02-29-2008, 12:20 PM
I concur on the sharp HSS tool The other thing that helps is having the hose from the shop vac right next to the tool to suck the swarf as it comes off thetool. Keeps it from winding around the part or the chuck and then cleaning the lathe for you...

Pete H
02-29-2008, 12:24 PM
Lots of rake, very sharp HSS edge, rounded end. Keep the speed low or the stuff will melt into a band, and then will gather the birdsnest into a big enough mess that it might grab the shank of the cutter.

The vacuum will help, but keep a grab-hook handy to pick off the strings - don't do it by hand, they're stronger than they look.

Pete in NJ

02-29-2008, 12:53 PM
I done a lot of turning in the plastic area in Delrin, PVC Fitting, and Urethane's.

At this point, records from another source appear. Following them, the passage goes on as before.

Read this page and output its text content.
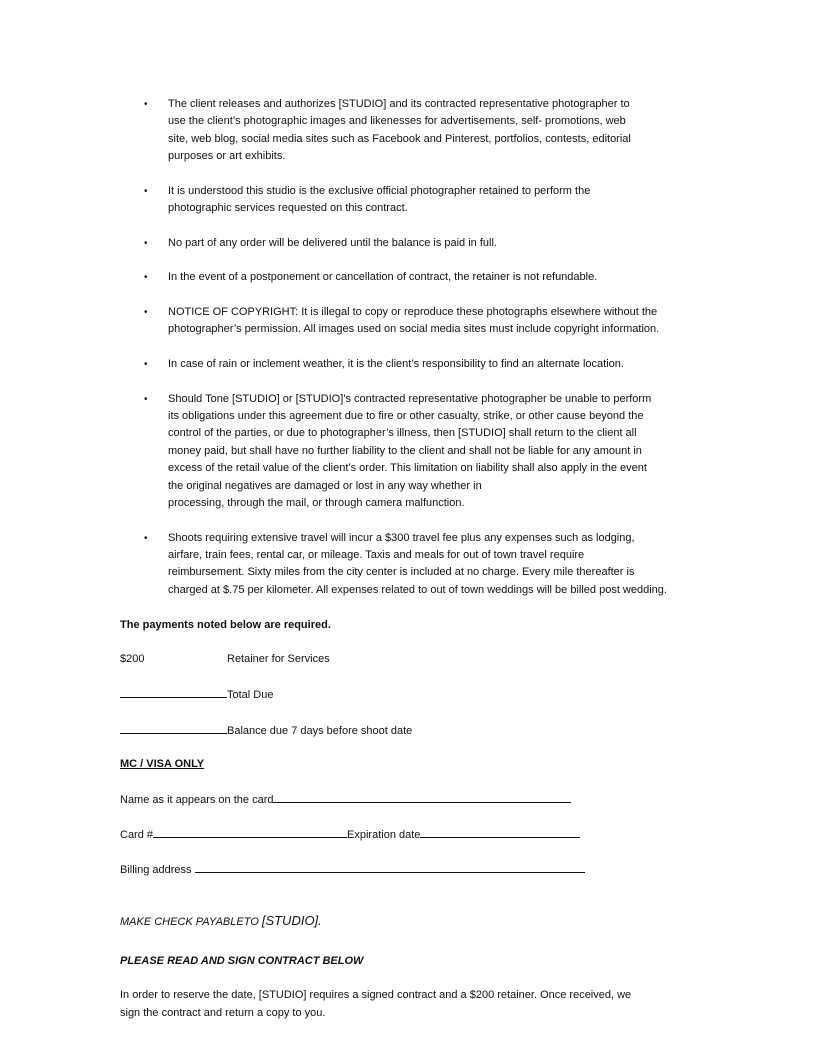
• The client releases and authorizes [STUDIO] and its contracted representative photographer to
use the client’s photographic images and likenesses for advertisements, self- promotions, web
site, web blog, social media sites such as Facebook and Pinterest, portfolios, contests, editorial
purposes or art exhibits.
• It is understood this studio is the exclusive official photographer retained to perform the
photographic services requested on this contract.
• No part of any order will be delivered until the balance is paid in full.
• In the event of a postponement or cancellation of contract, the retainer is not refundable.
• NOTICE OF COPYRIGHT: It is illegal to copy or reproduce these photographs elsewhere without the
photographer’s permission. All images used on social media sites must include copyright information.
• In case of rain or inclement weather, it is the client’s responsibility to find an alternate location.
• Should Tone [STUDIO] or [STUDIO]’s contracted representative photographer be unable to perform
its obligations under this agreement due to fire or other casualty, strike, or other cause beyond the
control of the parties, or due to photographer’s illness, then [STUDIO] shall return to the client all
money paid, but shall have no further liability to the client and shall not be liable for any amount in
excess of the retail value of the client’s order. This limitation on liability shall also apply in the event
the original negatives are damaged or lost in any way whether in
processing, through the mail, or through camera malfunction.
• Shoots requiring extensive travel will incur a $300 travel fee plus any expenses such as lodging,
airfare, train fees, rental car, or mileage. Taxis and meals for out of town travel require
reimbursement. Sixty miles from the city center is included at no charge. Every mile thereafter is
charged at $.75 per kilometer. All expenses related to out of town weddings will be billed post wedding.
The payments noted below are required.
$200	Retainer for Services
Total Due
Balance due 7 days before shoot date
MC / VISA ONLY
Name as it appears on the card
Card #	Expiration date
Billing address
MAKE CHECK PAYABLETO [STUDIO].
PLEASE READ AND SIGN CONTRACT BELOW
In order to reserve the date, [STUDIO] requires a signed contract and a $200 retainer. Once received, we
sign the contract and return a copy to you.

Like the other's have said, the positive top and back rake are the way to go with a nice radius on the nose. But to help with the strings of material raping I used my shop vac mounted off the wall. Once the the string floats around the vac will suck it up and collect it no matter the length. I was machining some delrin wheels for a customer, 150 pcs total and this made the job a lot easier. I did not have to stop every pass and remove strings. Worked Great. I did use ear plugs.

Hope this helps,


02-29-2008, 01:07 PM
thanks for all the good tips guys, especially "chip" management. what a mess!

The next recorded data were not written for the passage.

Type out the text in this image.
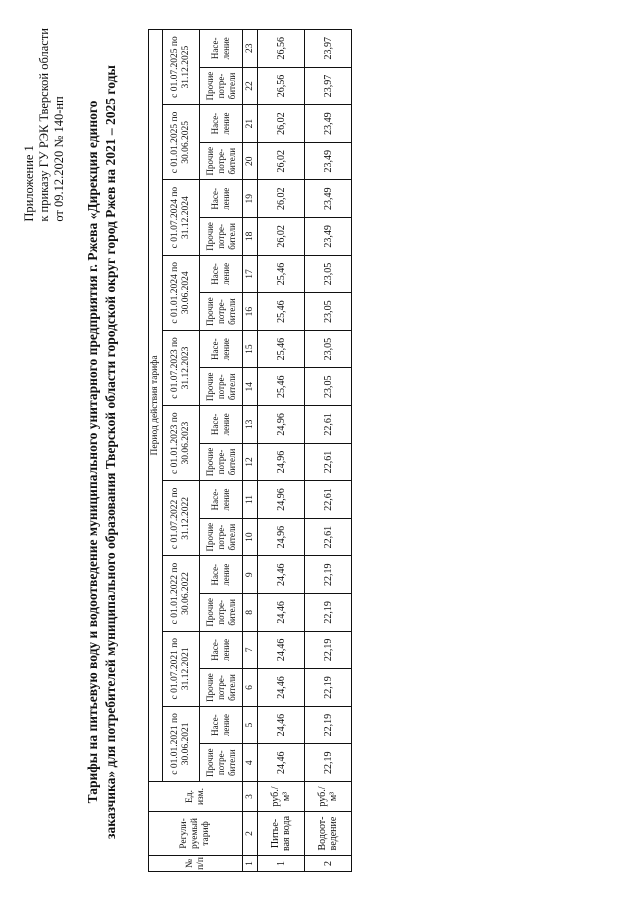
Приложение 1 к приказу ГУ РЭК Тверской области от 09.12.2020 № 140-нп Тарифы на питьевую воду и водоотведение муниципального унитарного предприятия г. Ржева «Дирекция единого заказчика» для потребителей муниципального образования Тверской области городской округ город Ржев на 2021 – 2025 годы
№ п/п	Регули-руемый тариф	Ед. изм.	Период действия тарифа																			
			с 01.01.2021 по 30.06.2021		с 01.07.2021 по 31.12.2021		с 01.01.2022 по 30.06.2022		с 01.07.2022 по 31.12.2022		с 01.01.2023 по 30.06.2023		с 01.07.2023 по 31.12.2023		с 01.01.2024 по 30.06.2024		с 01.07.2024 по 31.12.2024		с 01.01.2025 по 30.06.2025		с 01.07.2025 по 31.12.2025	
			Прочие потре-бители	Насе-ление	Прочие потре-бители	Насе-ление	Прочие потре-бители	Насе-ление	Прочие потре-бители	Насе-ление	Прочие потре-бители	Насе-ление	Прочие потре-бители	Насе-ление	Прочие потре-бители	Насе-ление	Прочие потре-бители	Насе-ление	Прочие потре-бители	Насе-ление	Прочие потре-бители	Насе-ление
1	2	3	4	5	6	7	8	9	10	11	12	13	14	15	16	17	18	19	20	21	22	23
1	Питье-вая вода	руб./м³	24,46	24,46	24,46	24,46	24,46	24,46	24,96	24,96	24,96	24,96	25,46	25,46	25,46	25,46	26,02	26,02	26,02	26,02	26,56	26,56
2	Водоот-ведение	руб./м³	22,19	22,19	22,19	22,19	22,19	22,19	22,61	22,61	22,61	22,61	23,05	23,05	23,05	23,05	23,49	23,49	23,49	23,49	23,97	23,97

any thoughts on surface speed?

thanks, richard

02-29-2008, 01:20 PM
I have had great success using a DCGX 3(2.5)1 AL H10 for turning and a CCGX AL H10 for boring in plastics of all kinds.They leave a great finish too. As was said above these are designed for aluminum. Had a he11 of a time before I tried these. I never thought of the shop vac thing though altho the strings just fly up over my shoulder and end up in a pile by my right foot. Not really a problem. generally I spin it around 900 RPM


02-29-2008, 01:58 PM
I've had luck with lower speeds, if it starts to heat, you get a real mess. I turned a shop vac adapter out of a piece of cutoff and a connector. Solvent welded the connector onto the piece of cutoff and let it stand for 24 hours. Then I faced the cutoff down to the edge of the connector, then came back with a boring bar. It might have been 600 RPM or so, though I'm not sure. I had tossed a previous piece of cutoff because it heated and deformed with a reciprocating saw. My next piece was cut with a hand saw and came out much cleaner...

02-29-2008, 02:21 PM
How are you going to support the pipe and hold it in the chuck?

The PVC pipe I've turned (it was 4" and smaller) had to have a tight-fitting plug inside the chucked end to keep it round.


02-29-2008, 03:48 PM
Soapy water is an excellent coolant for most plastics. It keeps it from melting which is the biggest cause of problems. And, you can easily get a nice shine on the parts when turning. The tip of the tool needs to be polished. I make all sorts of things from PVC pipe, especially optical systems and small telescopes.

02-29-2008, 07:53 PM
Done lots and lots and lots of PVC pipe. We used to make water collector systems for an environmental consulting company.

Turn with a CCGT insert. (I think that's the designation) CCGT is an 80 degree diamond, high positive, polished insert. Plastics are hard on HSS, the carbide gives good life.

BTW, the CCGT's have an edge sharpness you'd be hard pressed to get with HSS.

As was mentioned, you need an internal plug to prevent distortion in the chuck or collet.

We run dry, fairly fast. Fast enough that the chip string is very soft from the heat. Chips are hot enough to burn your bare hands, wear groves. The insert geometry, speed and softness of the hot chips tend to shoot them off in a predictable direction (most of the time).

CCGT's are an excellent insert for plastics, wood, brass, aluminum, even finishing cuts in 300 series SS.

03-04-2008, 05:05 AM
I made several mandrels out of solid PVC rod at a previous job. Had a 16" SB, ran it on high speed. Mandrels were 1" to 3" diameter. Used a HSS bit with no top rake, 5-6 degree side rake, square corner, and a polish on all surfaces. Took light cuts at high feed rate by hand. Front of tool was 1/2" wide, cut a ribbon 1/2 inch wide and left a very smooth finish.